The best CEO's think like investors as opposed to managers - they care about the increase of per share value of the company. They run the company as if it was the only asset within their family for the next 100 years. Generally, founders of companies tend to be the ones who give the company this special care - as if the company was their baby. As in they would die for their baby. And with that mindset, they generally make the right choice when deploying capital.
A good example would be the ability to identify when, on the rare occasion, they see a discrepancy between value and price, and buy the stock of the company in large quantities.
So we want CEO's who are founders of the company. And we want those CEO's to have a large amount of skin in the game by owning massive quantities of the company stock. These two traits (founder and share owner) are easily identifiable on any financial website. It gives a great filter in selecting what companies we want to invest in. For the most part we do not invest in a company unless there is an identifiable Owner/Operator - which roughly translates to a CEO or Chairman who is the company founder, who owns a lot of the company stock.

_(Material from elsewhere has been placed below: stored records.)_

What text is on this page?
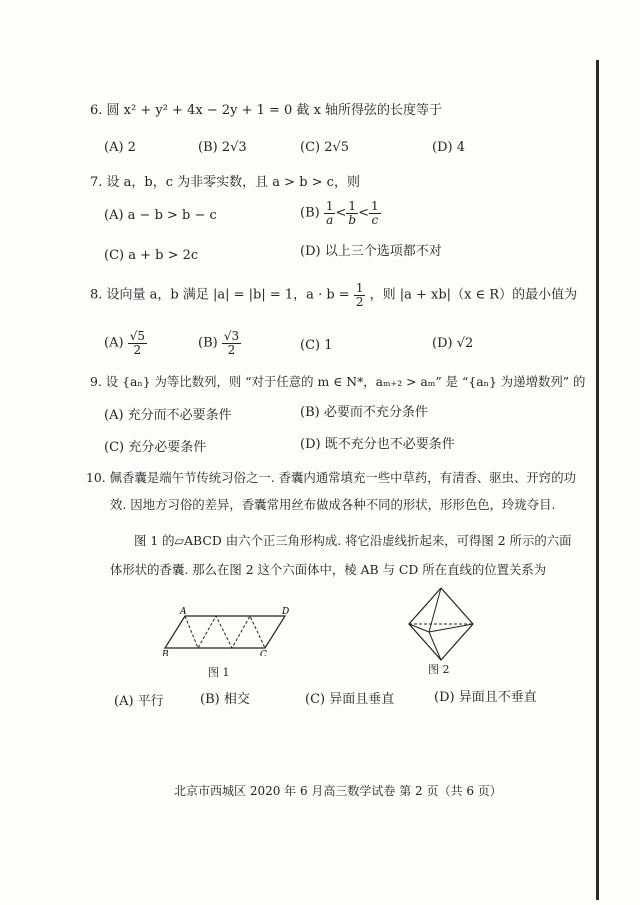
6. 圆 x² + y² + 4x − 2y + 1 = 0 截 x 轴所得弦的长度等于
(A) 2	(B) 2√3	(C) 2√5	(D) 4
7. 设 a，b，c 为非零实数，且 a > b > c，则
(A) a − b > b − c	$(B) \frac{1}{a} < \frac{1}{b} < \frac{1}{c}$
(C) a + b > 2c	(D) 以上三个选项都不对
8. 设向量 a，b 满足 |a| = |b| = 1，$a \cdot b = \frac{1}{2}$ ，则 |a + xb|（x ∈ R）的最小值为
$(A) \frac{√5}{2}$	$(B) \frac{√3}{2}$	(C) 1	(D) √2
9. 设 {aₙ} 为等比数列，则 “对于任意的 m ∈ N*，aₘ₊₂ > aₘ” 是 “{aₙ} 为递增数列” 的
(A) 充分而不必要条件	(B) 必要而不充分条件
(C) 充分必要条件	(D) 既不充分也不必要条件
10. 佩香囊是端午节传统习俗之一. 香囊内通常填充一些中草药，有清香、驱虫、开窍的功
效. 因地方习俗的差异，香囊常用丝布做成各种不同的形状，形形色色，玲珑夺目.
图 1 的▱ABCD 由六个正三角形构成. 将它沿虚线折起来，可得图 2 所示的六面
体形状的香囊. 那么在图 2 这个六面体中，棱 AB 与 CD 所在直线的位置关系为
A	D
B	C
图 1	图 2
(A) 平行	(B) 相交	(C) 异面且垂直	(D) 异面且不垂直
北京市西城区 2020 年 6 月高三数学试卷 第 2 页（共 6 页）
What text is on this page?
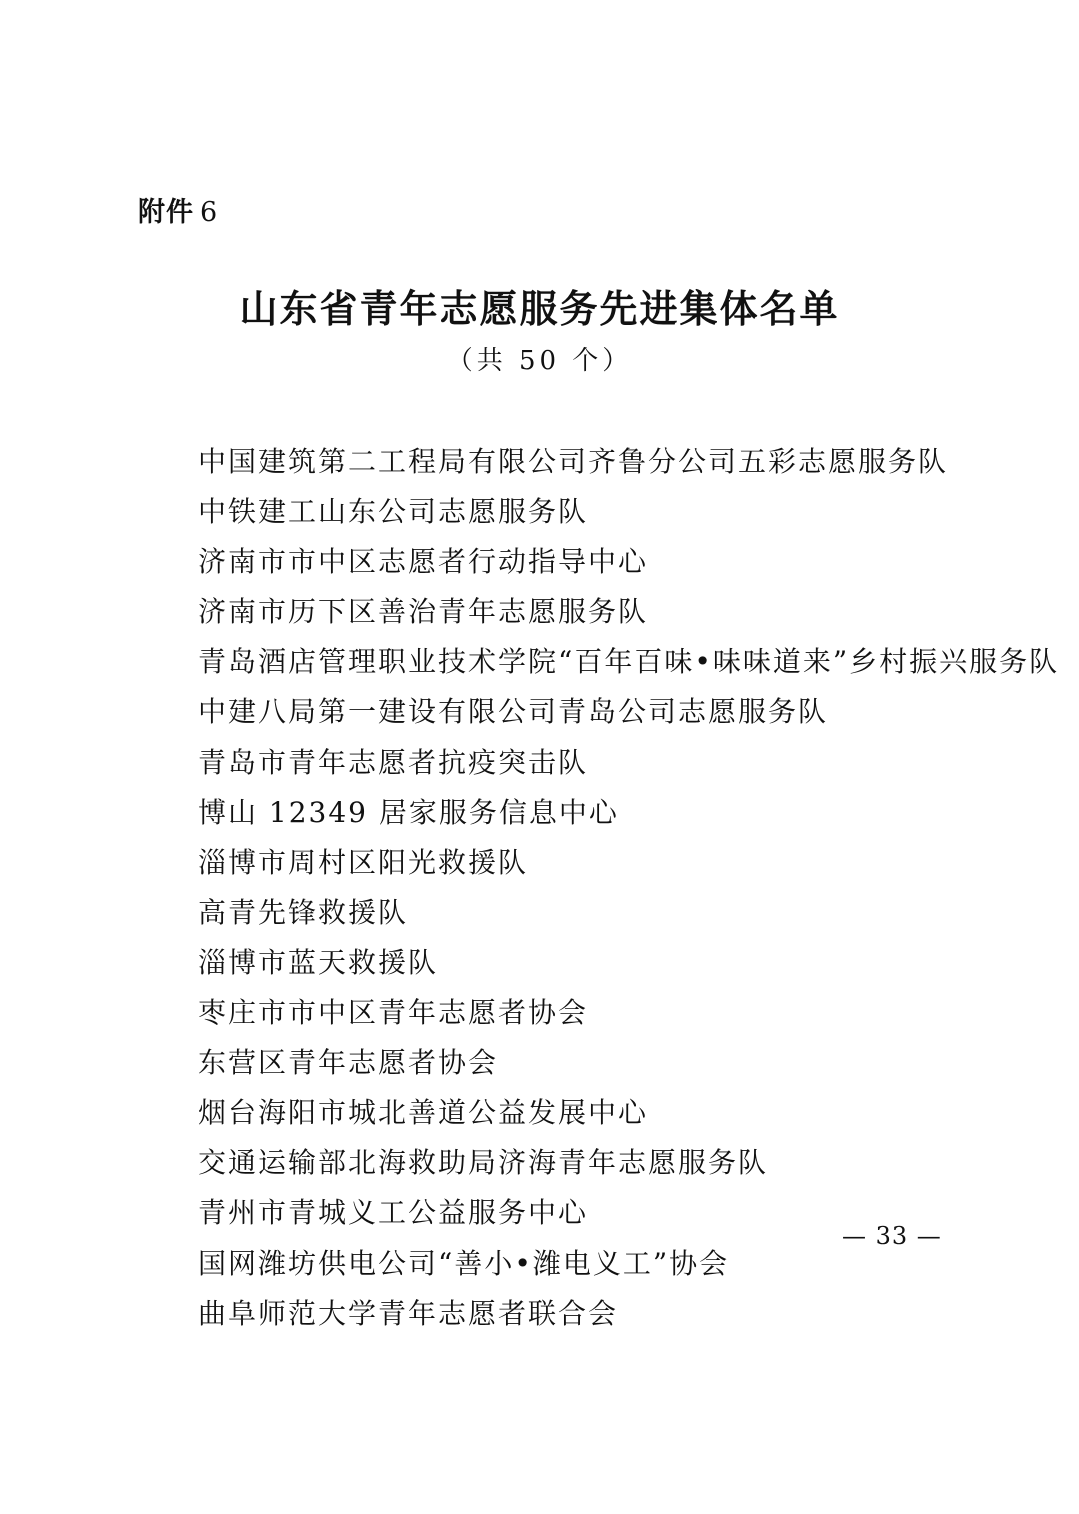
附件 6
山东省青年志愿服务先进集体名单
（共 50 个）
中国建筑第二工程局有限公司齐鲁分公司五彩志愿服务队
中铁建工山东公司志愿服务队
济南市市中区志愿者行动指导中心
济南市历下区善治青年志愿服务队
青岛酒店管理职业技术学院“百年百味•味味道来”乡村振兴服务队
中建八局第一建设有限公司青岛公司志愿服务队
青岛市青年志愿者抗疫突击队
博山 12349 居家服务信息中心
淄博市周村区阳光救援队
高青先锋救援队
淄博市蓝天救援队
枣庄市市中区青年志愿者协会
东营区青年志愿者协会
烟台海阳市城北善道公益发展中心
交通运输部北海救助局济海青年志愿服务队
青州市青城义工公益服务中心
国网潍坊供电公司“善小•潍电义工”协会
曲阜师范大学青年志愿者联合会
— 33 —
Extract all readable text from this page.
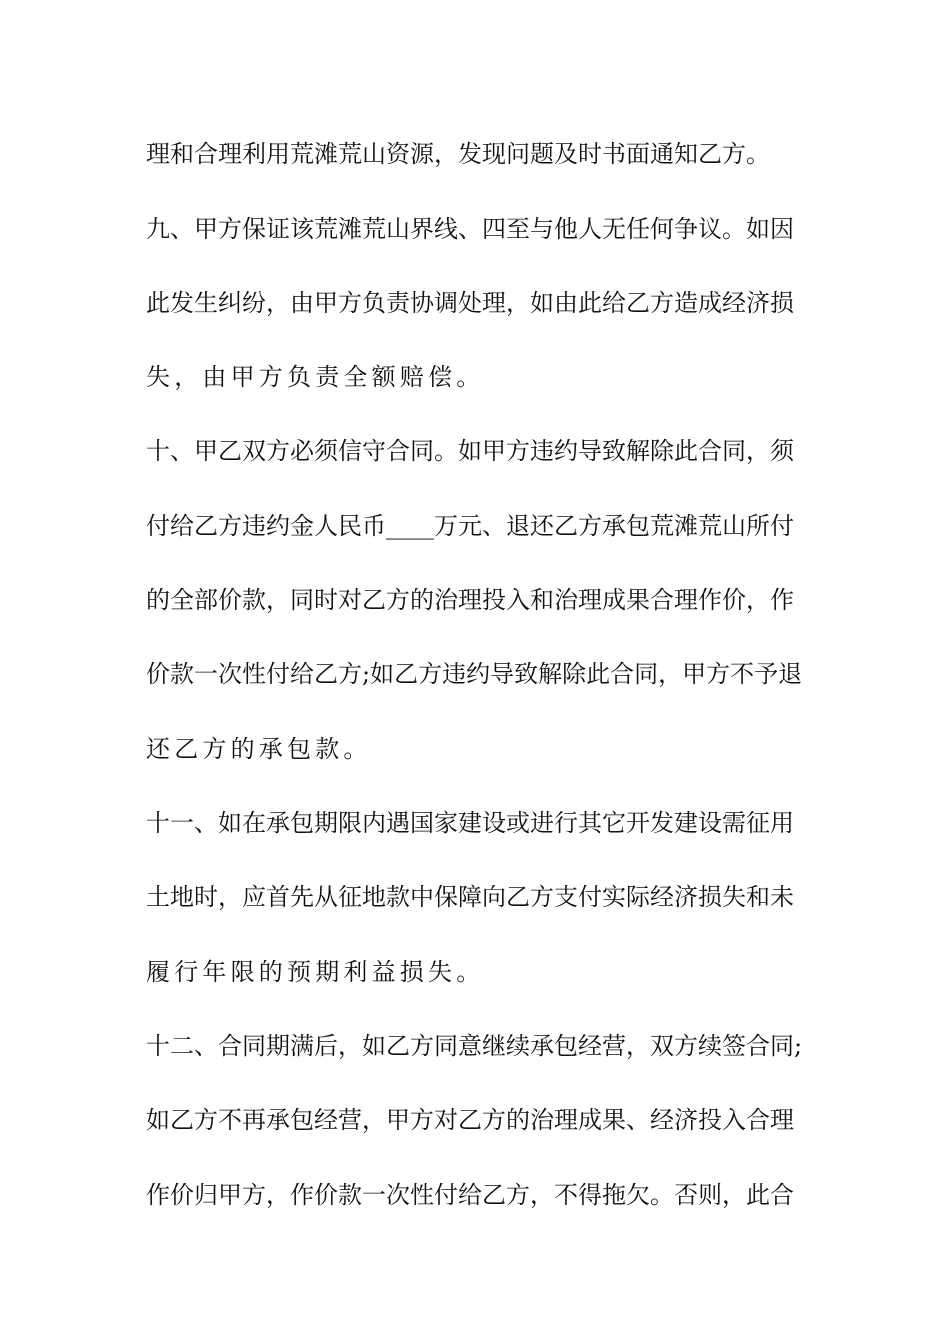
理和合理利用荒滩荒山资源，发现问题及时书面通知乙方。
九、甲方保证该荒滩荒山界线、四至与他人无任何争议。如因
此发生纠纷，由甲方负责协调处理，如由此给乙方造成经济损
失，由甲方负责全额赔偿。
十、甲乙双方必须信守合同。如甲方违约导致解除此合同，须
付给乙方违约金人民币____万元、退还乙方承包荒滩荒山所付
的全部价款，同时对乙方的治理投入和治理成果合理作价，作
价款一次性付给乙方;如乙方违约导致解除此合同，甲方不予退
还乙方的承包款。
十一、如在承包期限内遇国家建设或进行其它开发建设需征用
土地时，应首先从征地款中保障向乙方支付实际经济损失和未
履行年限的预期利益损失。
十二、合同期满后，如乙方同意继续承包经营，双方续签合同;
如乙方不再承包经营，甲方对乙方的治理成果、经济投入合理
作价归甲方，作价款一次性付给乙方，不得拖欠。否则，此合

Additionally, we avoid any companies where we believe the CEO is following the "Institutional Imperative." This is a mysterious force - the corporate equivalent of teenage peer pressure - which compels CEO's to imitate the actions of their peers and of societal norms. One filter to help determine if a CEO is under the institutional imperative spell is...where the company HQ is.
If the company HQ is located in a city which is in vogue, where many other companies are located, we do not invest in them. These would include NYC, Chicago, L.A., and London.
We believe that if a CEO chooses one of these cities as HQ that it is a possible indicator that they follow the institutional imperative. It is a possible indicator that they do not think for themselves. That they are worried about what others think of them. And thus they are insecure, unimaginative, and most likely a poor CEO.
Poor CEO's do not create companies that 100x the per share value.